By the end of the 1970s many of the company’s key researchers began to leave Xerox in order to commercialize the technologies they helped to develop during their tenure in Palo Alto. In 1980 researcher John Warnock – the man largely responsible for the page description language that made WYSIWYG possible – leaves Xerox to co-found Adobe Systems, developing a new language called Postscript that completely transforms graphic design and print publishing, allowing words and letters to be scaled to any size and rotated to any angle, and making possible complex and artistic textual graphics unlike any existing printing method.

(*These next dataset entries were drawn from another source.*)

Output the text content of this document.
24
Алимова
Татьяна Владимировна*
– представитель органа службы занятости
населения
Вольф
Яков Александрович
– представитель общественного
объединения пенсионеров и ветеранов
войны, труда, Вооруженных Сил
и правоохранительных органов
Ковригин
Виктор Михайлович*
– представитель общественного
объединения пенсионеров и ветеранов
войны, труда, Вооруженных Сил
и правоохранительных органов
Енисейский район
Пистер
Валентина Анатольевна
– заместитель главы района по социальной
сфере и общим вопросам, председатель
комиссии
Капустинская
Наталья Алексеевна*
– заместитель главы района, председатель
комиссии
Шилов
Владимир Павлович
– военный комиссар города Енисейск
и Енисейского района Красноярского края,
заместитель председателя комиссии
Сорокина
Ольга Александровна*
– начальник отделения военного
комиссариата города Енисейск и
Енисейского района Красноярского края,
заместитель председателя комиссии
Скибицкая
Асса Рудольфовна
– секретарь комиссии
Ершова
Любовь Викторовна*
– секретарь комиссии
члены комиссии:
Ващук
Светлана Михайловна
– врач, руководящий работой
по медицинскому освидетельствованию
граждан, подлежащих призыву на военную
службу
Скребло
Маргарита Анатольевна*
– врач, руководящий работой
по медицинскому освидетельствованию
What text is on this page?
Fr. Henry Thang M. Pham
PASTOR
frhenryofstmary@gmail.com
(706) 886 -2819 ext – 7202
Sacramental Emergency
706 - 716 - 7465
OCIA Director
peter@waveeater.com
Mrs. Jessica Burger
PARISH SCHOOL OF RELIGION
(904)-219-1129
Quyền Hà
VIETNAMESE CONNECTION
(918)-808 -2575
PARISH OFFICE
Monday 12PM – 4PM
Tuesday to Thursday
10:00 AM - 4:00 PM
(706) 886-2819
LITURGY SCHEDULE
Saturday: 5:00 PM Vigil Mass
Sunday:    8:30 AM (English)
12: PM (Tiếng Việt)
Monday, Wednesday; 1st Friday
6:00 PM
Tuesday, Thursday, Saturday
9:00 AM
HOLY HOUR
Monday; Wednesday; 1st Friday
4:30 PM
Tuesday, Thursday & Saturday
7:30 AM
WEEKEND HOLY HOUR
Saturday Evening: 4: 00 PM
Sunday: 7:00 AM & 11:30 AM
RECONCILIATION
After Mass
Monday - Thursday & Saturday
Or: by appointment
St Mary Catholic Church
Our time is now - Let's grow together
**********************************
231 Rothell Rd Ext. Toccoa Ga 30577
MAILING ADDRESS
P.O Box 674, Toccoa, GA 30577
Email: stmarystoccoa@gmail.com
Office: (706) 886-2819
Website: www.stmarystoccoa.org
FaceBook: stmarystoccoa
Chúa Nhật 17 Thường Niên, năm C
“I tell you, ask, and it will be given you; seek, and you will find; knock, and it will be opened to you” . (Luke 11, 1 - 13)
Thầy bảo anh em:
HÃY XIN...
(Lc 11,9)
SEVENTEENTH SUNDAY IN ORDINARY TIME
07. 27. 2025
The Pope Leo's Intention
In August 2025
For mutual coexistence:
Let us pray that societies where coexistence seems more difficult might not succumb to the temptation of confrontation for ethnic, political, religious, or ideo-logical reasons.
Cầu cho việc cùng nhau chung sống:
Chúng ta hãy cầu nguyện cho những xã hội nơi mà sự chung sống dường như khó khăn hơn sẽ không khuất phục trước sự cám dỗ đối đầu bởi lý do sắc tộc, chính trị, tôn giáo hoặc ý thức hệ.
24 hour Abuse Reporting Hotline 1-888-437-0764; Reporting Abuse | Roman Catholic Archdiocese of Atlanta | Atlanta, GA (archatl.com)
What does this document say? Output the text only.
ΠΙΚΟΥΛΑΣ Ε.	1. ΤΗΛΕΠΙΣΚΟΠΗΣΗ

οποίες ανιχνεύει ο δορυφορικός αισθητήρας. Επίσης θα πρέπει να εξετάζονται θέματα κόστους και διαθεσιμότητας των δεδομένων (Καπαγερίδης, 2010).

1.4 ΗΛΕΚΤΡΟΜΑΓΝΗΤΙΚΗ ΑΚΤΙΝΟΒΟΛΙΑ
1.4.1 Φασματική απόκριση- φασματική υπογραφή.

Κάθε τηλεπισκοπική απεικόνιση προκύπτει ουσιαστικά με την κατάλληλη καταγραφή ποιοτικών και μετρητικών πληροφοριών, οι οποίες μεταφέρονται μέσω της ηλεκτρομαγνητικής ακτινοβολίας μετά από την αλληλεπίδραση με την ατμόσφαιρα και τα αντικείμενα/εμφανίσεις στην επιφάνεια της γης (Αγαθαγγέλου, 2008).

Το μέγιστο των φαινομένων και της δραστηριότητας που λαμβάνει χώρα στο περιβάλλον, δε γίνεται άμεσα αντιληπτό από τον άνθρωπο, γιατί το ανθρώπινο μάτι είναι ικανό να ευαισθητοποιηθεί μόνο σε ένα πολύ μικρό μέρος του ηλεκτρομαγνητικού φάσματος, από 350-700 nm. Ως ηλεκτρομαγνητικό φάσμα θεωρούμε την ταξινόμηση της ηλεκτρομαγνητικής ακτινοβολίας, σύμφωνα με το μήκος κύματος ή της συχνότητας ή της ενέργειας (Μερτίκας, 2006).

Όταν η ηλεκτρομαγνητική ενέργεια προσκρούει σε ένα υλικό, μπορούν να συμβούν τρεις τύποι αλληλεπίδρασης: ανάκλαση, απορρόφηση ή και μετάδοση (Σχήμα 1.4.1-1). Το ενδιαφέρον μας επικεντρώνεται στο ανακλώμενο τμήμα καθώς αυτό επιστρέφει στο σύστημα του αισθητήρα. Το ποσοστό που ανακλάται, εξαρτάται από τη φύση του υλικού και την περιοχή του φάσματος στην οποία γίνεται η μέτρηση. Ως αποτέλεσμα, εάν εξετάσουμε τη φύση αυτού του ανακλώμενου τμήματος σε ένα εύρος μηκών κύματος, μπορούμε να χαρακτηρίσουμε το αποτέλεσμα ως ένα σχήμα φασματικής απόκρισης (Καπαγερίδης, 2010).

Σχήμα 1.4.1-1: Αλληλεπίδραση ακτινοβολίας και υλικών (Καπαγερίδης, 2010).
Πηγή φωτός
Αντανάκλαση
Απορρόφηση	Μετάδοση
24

Indeed, much of the look of contemporary magazines and print are in part attributable to this change, perhaps most visible in the experimental typeface and layout of magazines like Emigre – founded in Berkeley in 1984 – which paved the way for new textual aesthetics in print and graphic design that are visible in most any contemporary graphical publication.
Emigre #11 spread (1989).
In the short period of a decade we move from trying to reproduce the look and function of paper documents with a computer, such that “what you see is what you get,” to an entirely new method for producing and arranging text as graphical objects, such that what you see could only be got from a computer. In doing so we move both metaphorically and materially from the screenshot as a hardware function – the “dump” of a PRTSCRN button – to the screen as an interface for the production and manipulation of all images, both physical and digital.